33. Looking at the evidence in the round, and the inevitable disruption to the family life of each of the Sponsor and the Appellant, what the Sponsor's doctor has written about the likely increased pressure on the Sponsor's psychological health, I conclude the Appellant has shown that, applying the Agyarko test of stringency there are very significant obstacles to the establishment of family life with the Sponsor in Zimbabwe.
34. The remaining issue is whether the Appellant has shown there is no real public benefit in the maintenance of immigration controls if she were forced to return to Zimbabwe to seek entry clearance in the light of the findings already made about the likelihood of her show meeting all the requirements of the relevant Immigration Rules for entry clearance for settlement as a spouse.

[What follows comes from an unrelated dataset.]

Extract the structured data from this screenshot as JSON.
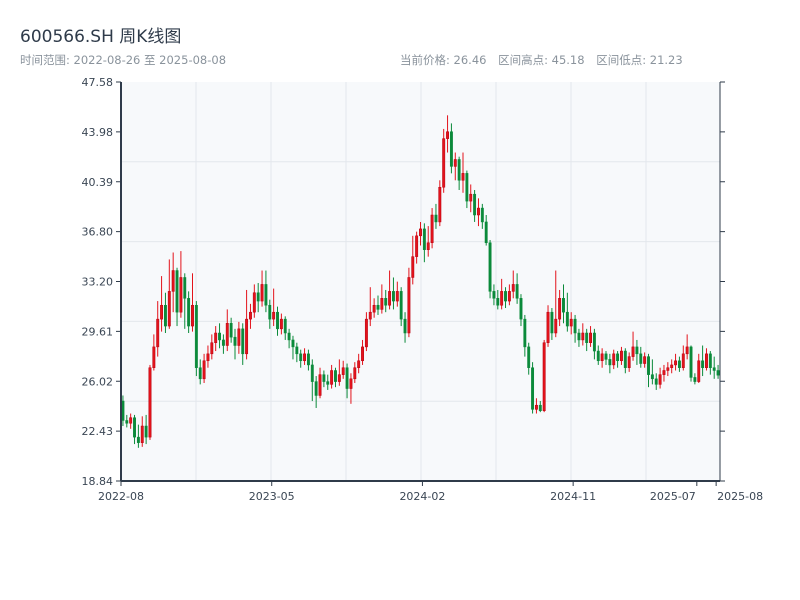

35. Having regard to the views expressed in Chikwamba already mentioned, the findings already made and the prospect of the Appellant satisfying the requirements of the Immigration Rules on an entry clearance application and considering the factors identified in s.117B of the 2002 Act (including the precariousness issue), I find that in these particular circumstances reduced weight can be attached to the need to maintain immigration controls, such that the Respondent's decision is disproportionate to any of the legitimate public objectives identified by Article 8(2) of the European Convention. The appeal is allowed on human rights grounds.
36. There was no request for an anonymity direction and having heard the appeal, I consider none is warranted.
SUMMARY OF DECISION
The appeal of the Appellant is allowed on human rights grounds.
No anonymity direction is made.
Signed/Official Crest Date 28. vi. 2019
Designated Judge Shaerf
A Deputy Judge of the Upper Tribunal
TO THE RESPONDENT: FEE AWARD
I have allowed the appeal and decline to make any fee award because the appeals have been allowed on the basis of evidence submitted subsequent to the Respondent's decision.
Signed/Official Crest Date 28. vi. 2019
Designated Judge Shaerf
A Deputy Judge of the Upper Tribunal.